Potential complications/side effects

Data on AEs will be collected. All SAEs will be immediately reported to the project leader, who will be responsible for notifying the ethics committee, all participating investigators and the manufacturer of the study products.

Discussion

The purpose of this APPEC study is to evaluate the effect of LDA on PE prevention in pregnant women with high-risk factors in China. As is known, PE is a serious life-threatening complication for both mother and foetus, especially in developing countries. However, there is no effective treatment for patients with PE, other than prompt delivery of the baby when severe PE develops. Therefore, an effective drug or treatment for PE would have a major beneficial impact for both maternal and perinatal health.

To our knowledge, this study is the first and largest RCT to determine the role of LDA in reducing the occurrence of PE in a Chinese population. We enrolled eligible women from 13 hospitals in 11 provinces in China, which may generally represent the whole population in China. From our study, we can learn whether routine administration of LDA is suitable for Chinese pregnant women with mixed high-risk factors. This study may influence future guidelines for the recommendation of LDA for Chinese pregnant women. Another strength of this study is that we will collect both clinical information and biological samples (serial serum samples and tissues). We will measure the circulating levels of biomarkers (such as sFlt1, sEng and PlGF) in the serial serum samples. These anti-angiogenic factors are considered to play important roles in inciting maternal endothelial dysfunction and the end-organ injury seen in PE. We will also focus on the novel mechanistic study of PE and aspirin’s preventive effect using these serial samples.

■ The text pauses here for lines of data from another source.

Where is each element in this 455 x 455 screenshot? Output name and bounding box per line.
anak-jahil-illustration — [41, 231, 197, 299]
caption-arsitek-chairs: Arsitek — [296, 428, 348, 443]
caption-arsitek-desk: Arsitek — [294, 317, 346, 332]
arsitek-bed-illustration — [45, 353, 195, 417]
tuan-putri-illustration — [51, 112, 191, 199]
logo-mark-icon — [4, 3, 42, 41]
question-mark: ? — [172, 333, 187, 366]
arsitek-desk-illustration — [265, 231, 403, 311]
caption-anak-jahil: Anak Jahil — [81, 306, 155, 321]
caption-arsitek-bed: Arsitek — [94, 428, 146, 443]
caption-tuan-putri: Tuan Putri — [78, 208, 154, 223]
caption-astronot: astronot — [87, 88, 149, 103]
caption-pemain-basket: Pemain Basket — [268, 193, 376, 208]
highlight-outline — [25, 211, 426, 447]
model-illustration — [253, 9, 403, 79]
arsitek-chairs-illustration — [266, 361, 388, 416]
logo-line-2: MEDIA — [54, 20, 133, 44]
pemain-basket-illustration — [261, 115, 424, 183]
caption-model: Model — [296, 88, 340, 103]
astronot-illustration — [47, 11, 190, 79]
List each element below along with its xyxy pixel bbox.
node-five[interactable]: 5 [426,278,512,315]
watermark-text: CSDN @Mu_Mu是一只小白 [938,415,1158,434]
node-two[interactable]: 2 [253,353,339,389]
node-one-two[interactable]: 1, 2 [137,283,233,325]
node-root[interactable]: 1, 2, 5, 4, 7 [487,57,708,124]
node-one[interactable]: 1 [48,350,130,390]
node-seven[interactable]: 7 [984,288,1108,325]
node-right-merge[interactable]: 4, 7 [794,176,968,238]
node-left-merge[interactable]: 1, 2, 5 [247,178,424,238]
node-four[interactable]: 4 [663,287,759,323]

In conclusion, our study is novel in its assessment of the effect of LDA for PE prevention in a large Chinese population, which will be helpful in guiding healthcare providers regarding whether they should recommend LDA as a preventive drug to patients in China. Because there is no clear evidence that such agent is any more or less effective in reducing the relative risk for any particular subgroup, further research is needed to focus on the evaluation of LDA’s preventive effect in women with a single risk factor, such as nulliparity, chronic kidney disease, obesity and so forth. Besides, a recent study showed that aspirin’s effects on cardiovascular and oncological diseases varies with different body sizes and that a one-dose-fits-all approach to aspirin is unlikely to be optimal [30]. It is unknown whether the preventive effect of aspirin on pregnant women varies with their different body sizes. Therefore, this information should also be discussed with women at risk of PE to help them to choose a suitable dose of aspirin for PE prevention. Overall, this study will provide information for preventive treatment with aspirin in Chinese pregnant women, especially for populations with a high risk of PE.

Trial status

The recruitment process was started from December 2016, and it is now recruiting participants. It is anticipated that the study will last for almost 3 years.